Sakit yang menyebabkan tidak dapat menjalankan tugas selama 3
(tiga) bulan berturut-turut.
3.
Tidak hadir dalam rapat pengurus harian dan/atau rapat BPH
selama 2 (dua) bulan berturut-turut.
(10) Ketua Umum dapat
diberhentikan dan diangkat Pejabat Ketua Umum sebelum Muktamar apabila
melanggar AD / ART.
(11) Pemberhentian
Ketua Umum dan pengangkatan/pengambilan sumpah jabatan Pejabat Ketua Umum
sebelum Muktamar hanya dapat melalui:
1.
Keputusan Rapat Pimpinan Nasional yang disetujui minimal 50%+1
suara utusan Rapat Pimpinan Nasional apabila pemberhentian Ketua Umum diusulkan
melalui Keputusan Rapat Majelis Permusyawaratan yang diusulkan oleh 2/3 BPH.
2.
Keputusan Rapat Pimpinan Nasional atau Rapat Majelis
Permusyawaratan yang disetujui minimal 50%+1 jumlah suara utusan Rapat Pimpinan
Nasional atau 50%+1 jumlah anggota Majelis Permusyawaratan apabila pemberhentian
Ketua Umum diusulkan oleh minimal 1/2 jumlah KAMMI Daerah.
(12) Usulan
pemberhentian Ketua Umum harus disampaikan secara tertulis disertai alasan,
bukti dan saksi (bila dibutuhkan), dan tanda tangan pengusul.
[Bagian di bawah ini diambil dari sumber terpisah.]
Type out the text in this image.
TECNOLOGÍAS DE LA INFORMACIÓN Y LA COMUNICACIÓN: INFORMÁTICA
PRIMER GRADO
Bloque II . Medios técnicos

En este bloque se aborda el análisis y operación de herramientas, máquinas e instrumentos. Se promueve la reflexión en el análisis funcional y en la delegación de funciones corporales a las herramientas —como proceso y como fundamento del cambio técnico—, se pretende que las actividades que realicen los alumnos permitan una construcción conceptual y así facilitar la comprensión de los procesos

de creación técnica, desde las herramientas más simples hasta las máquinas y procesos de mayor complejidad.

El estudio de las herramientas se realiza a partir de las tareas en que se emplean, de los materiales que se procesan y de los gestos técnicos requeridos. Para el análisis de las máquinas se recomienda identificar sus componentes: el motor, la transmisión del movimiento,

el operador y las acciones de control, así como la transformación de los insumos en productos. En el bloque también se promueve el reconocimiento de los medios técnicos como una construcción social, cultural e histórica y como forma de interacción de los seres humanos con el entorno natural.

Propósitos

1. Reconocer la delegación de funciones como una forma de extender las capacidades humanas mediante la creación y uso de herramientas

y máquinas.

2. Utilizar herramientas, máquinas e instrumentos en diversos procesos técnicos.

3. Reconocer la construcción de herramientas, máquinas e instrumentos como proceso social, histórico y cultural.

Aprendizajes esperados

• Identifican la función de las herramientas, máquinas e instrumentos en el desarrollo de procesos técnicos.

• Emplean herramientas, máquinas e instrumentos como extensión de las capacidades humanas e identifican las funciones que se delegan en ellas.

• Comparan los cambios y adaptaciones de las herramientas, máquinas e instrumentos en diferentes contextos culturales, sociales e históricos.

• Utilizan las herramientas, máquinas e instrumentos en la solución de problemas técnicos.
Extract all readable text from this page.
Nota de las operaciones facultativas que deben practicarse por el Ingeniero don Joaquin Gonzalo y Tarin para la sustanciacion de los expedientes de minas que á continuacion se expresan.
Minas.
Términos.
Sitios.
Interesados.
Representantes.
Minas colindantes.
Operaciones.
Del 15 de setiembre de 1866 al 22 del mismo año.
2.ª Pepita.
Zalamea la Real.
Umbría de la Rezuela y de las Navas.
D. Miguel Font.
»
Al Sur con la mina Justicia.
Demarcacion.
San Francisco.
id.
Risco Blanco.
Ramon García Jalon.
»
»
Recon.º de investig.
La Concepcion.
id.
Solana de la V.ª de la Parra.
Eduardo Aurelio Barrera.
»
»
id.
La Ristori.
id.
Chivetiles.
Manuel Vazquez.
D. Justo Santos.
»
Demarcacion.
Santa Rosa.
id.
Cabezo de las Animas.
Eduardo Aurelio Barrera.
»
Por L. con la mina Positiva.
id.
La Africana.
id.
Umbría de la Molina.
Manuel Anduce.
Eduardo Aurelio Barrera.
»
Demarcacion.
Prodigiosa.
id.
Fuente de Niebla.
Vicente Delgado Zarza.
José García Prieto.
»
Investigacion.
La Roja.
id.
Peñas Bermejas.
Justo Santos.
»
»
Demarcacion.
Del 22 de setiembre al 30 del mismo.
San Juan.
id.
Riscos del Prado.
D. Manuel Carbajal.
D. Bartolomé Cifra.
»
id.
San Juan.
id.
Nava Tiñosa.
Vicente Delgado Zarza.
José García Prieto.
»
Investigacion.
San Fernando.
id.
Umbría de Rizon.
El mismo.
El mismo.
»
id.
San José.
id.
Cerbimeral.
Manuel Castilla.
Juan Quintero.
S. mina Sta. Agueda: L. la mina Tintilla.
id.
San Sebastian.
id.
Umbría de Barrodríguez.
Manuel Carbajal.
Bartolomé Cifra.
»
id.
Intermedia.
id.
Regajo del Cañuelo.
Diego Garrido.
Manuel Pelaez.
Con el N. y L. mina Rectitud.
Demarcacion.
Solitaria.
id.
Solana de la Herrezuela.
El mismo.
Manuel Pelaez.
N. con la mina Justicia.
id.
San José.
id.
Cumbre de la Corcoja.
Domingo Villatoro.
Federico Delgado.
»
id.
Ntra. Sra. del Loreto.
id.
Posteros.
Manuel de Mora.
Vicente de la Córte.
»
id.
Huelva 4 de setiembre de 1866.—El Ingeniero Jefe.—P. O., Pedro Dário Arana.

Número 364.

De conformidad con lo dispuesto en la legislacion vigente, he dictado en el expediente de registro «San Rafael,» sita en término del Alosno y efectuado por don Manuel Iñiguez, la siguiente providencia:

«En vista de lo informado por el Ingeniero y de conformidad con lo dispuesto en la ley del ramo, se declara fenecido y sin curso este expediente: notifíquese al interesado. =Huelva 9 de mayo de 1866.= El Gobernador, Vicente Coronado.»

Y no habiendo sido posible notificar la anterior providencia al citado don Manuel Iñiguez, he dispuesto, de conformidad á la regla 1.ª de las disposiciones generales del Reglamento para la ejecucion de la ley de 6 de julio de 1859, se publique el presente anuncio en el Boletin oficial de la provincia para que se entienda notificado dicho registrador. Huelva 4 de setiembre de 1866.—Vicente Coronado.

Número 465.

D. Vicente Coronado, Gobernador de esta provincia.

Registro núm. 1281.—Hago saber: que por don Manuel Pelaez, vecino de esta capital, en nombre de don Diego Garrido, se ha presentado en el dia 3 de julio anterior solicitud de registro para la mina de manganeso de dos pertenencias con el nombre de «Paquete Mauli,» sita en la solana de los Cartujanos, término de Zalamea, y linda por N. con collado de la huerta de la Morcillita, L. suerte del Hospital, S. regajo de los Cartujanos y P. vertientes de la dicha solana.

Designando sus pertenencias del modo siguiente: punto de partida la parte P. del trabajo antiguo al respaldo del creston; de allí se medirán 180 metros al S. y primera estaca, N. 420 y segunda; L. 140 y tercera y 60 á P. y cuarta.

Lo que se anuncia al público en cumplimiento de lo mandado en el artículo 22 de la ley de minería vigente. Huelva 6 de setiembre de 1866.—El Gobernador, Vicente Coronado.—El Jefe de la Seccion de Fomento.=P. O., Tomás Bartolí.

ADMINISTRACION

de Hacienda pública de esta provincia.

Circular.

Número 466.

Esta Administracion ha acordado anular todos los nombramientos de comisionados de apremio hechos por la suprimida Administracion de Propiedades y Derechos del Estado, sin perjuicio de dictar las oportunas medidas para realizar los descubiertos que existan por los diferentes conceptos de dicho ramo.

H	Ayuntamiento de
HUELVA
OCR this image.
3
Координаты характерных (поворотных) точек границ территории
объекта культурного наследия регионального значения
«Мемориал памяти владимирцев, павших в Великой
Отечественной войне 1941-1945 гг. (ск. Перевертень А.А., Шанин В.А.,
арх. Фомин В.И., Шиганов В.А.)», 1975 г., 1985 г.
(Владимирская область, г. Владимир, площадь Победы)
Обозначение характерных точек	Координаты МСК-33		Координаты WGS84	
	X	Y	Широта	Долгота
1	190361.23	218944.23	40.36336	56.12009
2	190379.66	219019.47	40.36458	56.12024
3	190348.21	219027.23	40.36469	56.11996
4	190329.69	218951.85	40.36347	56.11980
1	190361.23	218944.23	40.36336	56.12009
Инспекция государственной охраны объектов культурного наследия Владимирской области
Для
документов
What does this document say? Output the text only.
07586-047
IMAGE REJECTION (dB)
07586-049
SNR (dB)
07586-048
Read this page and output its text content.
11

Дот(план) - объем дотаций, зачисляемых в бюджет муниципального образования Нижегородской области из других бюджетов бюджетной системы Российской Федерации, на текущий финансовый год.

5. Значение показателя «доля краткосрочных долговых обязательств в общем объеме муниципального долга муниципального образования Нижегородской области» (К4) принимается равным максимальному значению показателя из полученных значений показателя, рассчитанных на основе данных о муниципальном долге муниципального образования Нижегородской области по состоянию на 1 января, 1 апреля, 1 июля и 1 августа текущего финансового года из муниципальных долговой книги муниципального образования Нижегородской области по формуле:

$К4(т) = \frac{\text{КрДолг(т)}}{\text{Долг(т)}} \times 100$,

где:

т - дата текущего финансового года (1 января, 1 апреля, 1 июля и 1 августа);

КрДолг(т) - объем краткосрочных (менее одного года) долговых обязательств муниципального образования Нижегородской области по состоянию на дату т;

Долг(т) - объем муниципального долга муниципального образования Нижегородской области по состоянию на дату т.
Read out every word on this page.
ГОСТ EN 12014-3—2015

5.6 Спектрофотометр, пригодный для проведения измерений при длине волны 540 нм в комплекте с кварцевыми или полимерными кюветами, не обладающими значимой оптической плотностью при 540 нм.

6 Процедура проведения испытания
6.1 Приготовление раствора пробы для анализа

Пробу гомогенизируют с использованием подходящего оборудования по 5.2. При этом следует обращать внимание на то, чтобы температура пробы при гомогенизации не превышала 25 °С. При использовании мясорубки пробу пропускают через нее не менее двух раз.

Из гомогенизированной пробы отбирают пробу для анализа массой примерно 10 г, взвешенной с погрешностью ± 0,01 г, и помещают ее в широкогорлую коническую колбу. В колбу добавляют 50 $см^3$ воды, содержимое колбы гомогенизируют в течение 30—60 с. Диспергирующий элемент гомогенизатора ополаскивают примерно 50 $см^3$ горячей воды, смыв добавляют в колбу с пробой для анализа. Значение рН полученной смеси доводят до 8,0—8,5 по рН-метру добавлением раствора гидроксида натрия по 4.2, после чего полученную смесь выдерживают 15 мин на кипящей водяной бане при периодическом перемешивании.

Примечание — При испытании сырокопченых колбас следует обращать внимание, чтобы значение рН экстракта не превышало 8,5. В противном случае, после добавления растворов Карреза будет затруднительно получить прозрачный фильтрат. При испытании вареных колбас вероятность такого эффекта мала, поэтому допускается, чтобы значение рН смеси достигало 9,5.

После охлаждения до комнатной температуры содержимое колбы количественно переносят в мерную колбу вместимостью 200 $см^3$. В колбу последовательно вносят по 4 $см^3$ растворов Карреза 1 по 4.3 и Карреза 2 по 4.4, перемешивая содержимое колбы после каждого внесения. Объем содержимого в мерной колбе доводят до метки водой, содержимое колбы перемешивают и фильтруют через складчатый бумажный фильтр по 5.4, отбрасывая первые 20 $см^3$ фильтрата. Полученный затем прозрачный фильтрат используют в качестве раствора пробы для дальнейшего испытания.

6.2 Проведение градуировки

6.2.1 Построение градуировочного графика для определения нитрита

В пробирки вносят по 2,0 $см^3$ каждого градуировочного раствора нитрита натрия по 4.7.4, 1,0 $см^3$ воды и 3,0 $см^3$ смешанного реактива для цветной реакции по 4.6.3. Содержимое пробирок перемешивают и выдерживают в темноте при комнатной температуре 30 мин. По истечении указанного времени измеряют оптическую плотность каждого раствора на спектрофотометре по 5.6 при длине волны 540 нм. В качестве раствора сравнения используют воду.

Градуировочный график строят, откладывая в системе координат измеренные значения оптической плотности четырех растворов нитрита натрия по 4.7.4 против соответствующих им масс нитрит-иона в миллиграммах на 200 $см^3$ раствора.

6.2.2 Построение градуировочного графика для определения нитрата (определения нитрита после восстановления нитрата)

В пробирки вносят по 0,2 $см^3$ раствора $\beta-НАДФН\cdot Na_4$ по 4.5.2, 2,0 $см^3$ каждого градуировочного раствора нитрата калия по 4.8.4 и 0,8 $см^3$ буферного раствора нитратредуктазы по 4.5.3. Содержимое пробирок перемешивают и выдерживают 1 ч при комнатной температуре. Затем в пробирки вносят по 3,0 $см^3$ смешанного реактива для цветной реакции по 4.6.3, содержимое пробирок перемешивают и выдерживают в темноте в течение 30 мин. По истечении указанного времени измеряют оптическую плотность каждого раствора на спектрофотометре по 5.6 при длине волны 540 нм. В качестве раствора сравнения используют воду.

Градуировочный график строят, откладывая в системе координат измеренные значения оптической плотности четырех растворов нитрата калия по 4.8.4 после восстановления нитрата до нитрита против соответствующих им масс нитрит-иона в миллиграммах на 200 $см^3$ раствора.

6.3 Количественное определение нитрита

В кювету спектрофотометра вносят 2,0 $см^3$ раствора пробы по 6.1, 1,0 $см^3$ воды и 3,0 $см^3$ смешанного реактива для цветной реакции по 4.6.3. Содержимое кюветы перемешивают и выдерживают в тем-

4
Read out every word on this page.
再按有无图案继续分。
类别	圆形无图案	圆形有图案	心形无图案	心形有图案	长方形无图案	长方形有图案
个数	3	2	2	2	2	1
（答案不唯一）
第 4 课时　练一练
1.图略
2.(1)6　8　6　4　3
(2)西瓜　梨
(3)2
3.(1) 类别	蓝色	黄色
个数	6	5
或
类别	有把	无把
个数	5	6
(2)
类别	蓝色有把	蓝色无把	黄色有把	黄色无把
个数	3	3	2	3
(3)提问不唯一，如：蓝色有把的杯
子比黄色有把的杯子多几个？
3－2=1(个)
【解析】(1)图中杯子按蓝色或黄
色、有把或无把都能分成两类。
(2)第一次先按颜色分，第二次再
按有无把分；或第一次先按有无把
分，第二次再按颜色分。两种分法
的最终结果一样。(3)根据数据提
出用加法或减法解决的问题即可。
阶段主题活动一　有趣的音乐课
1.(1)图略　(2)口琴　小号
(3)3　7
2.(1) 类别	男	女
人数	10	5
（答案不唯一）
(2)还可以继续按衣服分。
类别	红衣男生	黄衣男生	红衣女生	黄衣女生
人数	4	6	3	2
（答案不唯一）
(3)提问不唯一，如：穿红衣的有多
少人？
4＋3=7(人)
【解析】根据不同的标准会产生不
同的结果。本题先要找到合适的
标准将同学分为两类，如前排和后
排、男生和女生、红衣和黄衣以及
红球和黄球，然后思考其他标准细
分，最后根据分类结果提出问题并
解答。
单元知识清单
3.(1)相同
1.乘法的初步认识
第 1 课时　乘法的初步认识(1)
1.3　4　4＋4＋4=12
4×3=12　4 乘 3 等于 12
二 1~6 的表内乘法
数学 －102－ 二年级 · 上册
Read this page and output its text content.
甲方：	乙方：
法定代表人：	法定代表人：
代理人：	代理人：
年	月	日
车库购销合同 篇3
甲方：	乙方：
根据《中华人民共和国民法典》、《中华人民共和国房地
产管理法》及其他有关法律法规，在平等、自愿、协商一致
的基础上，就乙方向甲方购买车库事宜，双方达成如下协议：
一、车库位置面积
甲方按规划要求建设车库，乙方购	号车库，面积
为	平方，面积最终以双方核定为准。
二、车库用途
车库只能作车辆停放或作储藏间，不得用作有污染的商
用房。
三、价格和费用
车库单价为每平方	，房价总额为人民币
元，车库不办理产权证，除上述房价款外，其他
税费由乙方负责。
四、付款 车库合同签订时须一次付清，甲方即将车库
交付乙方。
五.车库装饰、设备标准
Usulan
ditembuskan kepada Majelis Permusyawaratan Pengurus Pusat dan Daerah.
(13) Ketua Umum dapat
mengajukan gugatan pembatalan atas putusan pemberhentiannya kepada Majelis
Permusyawaratan Pengurus Pusat selambat-lambatnya satu mingggu sejak putusan
pemberhentiannya ditetapkan. Putusan Majelis Permusyawaratan Pengurus Pusat
yang bersifat final dan mengikat dikeluarkan paling lambat dua minggu sejak
pengajuan gugatan pembatalan diterima.
(14) Dalam hal Ketua
Umum mangkat atau mengundurkan diri, Sekretaris Jenderal Pengurus Pusat secara
otomatis menjadi Pejabat Sementara Ketua Umum hingga dipilih, diangkat, dan
diambil sumpah jabatan Pejabat Ketua Umum dalam Rapat Harian Pengurus Pusat
yang terdekat.
(15) Bila Sekretaris
Jenderal Pengurus Pusat tidak dapat menjadi Pejabat Sementara Ketua Umum karena
mangkat, mengundurkan diri, atau berhalangan tetap hingga dua kali Rapat Badan
Pengurus Harian yang terdekat dari mangkat atau mundurnya Ketua Umum maka
Pejabat Sementara Ketua Umum diangkat secara otomatis dari salah satu Ketua
Bidang hingga dipilih, diangkat, dan diambil sumpah jabatan Pejabat Ketua Umum
dalam Rapat Badan Pengurus Harian yang terdekat.
(16) Sebelum diadakan
Rapat Badan Pengurus Harian Pengurus Pusat untuk memilih Pejabat Ketua Umum,
Pejabat Sementara Ketua Umum memberitahukan mangkat atau pengunduran diri Ketua
Umum kepada Majelis Permusyawaratan Pusat dan mengundang Majelis
Permusyawaratan Pusat menjadi saksi dalam Rapat Badan Pengurus Harian.
(17) Rapat Badan
Pengurus Harian PP KAMMI untuk memilih Pejabat Ketua Umum langsung dipimpin oleh
Pejabat Sementara Ketua Umum. Pejabat Ketua Umum dapat dipilih melalui
musyawarah atau pemungutan suara dari calon-calon yang terdiri dari Sekretaris
Jenderal, Bendahara Umum, dan Ketua Bidang.
(18) Pengambilan
sumpah jabatan Pejabat Ketua Umum dilakukan oleh Koordinator Majelis
Permusyawaratan Pusat atau anggota Majelis Permusyawaratan Pengurus Pusat yang
ditunjuk berdasarkan kesepakatan Majelis Permusyawaratan Pengurus Pusat.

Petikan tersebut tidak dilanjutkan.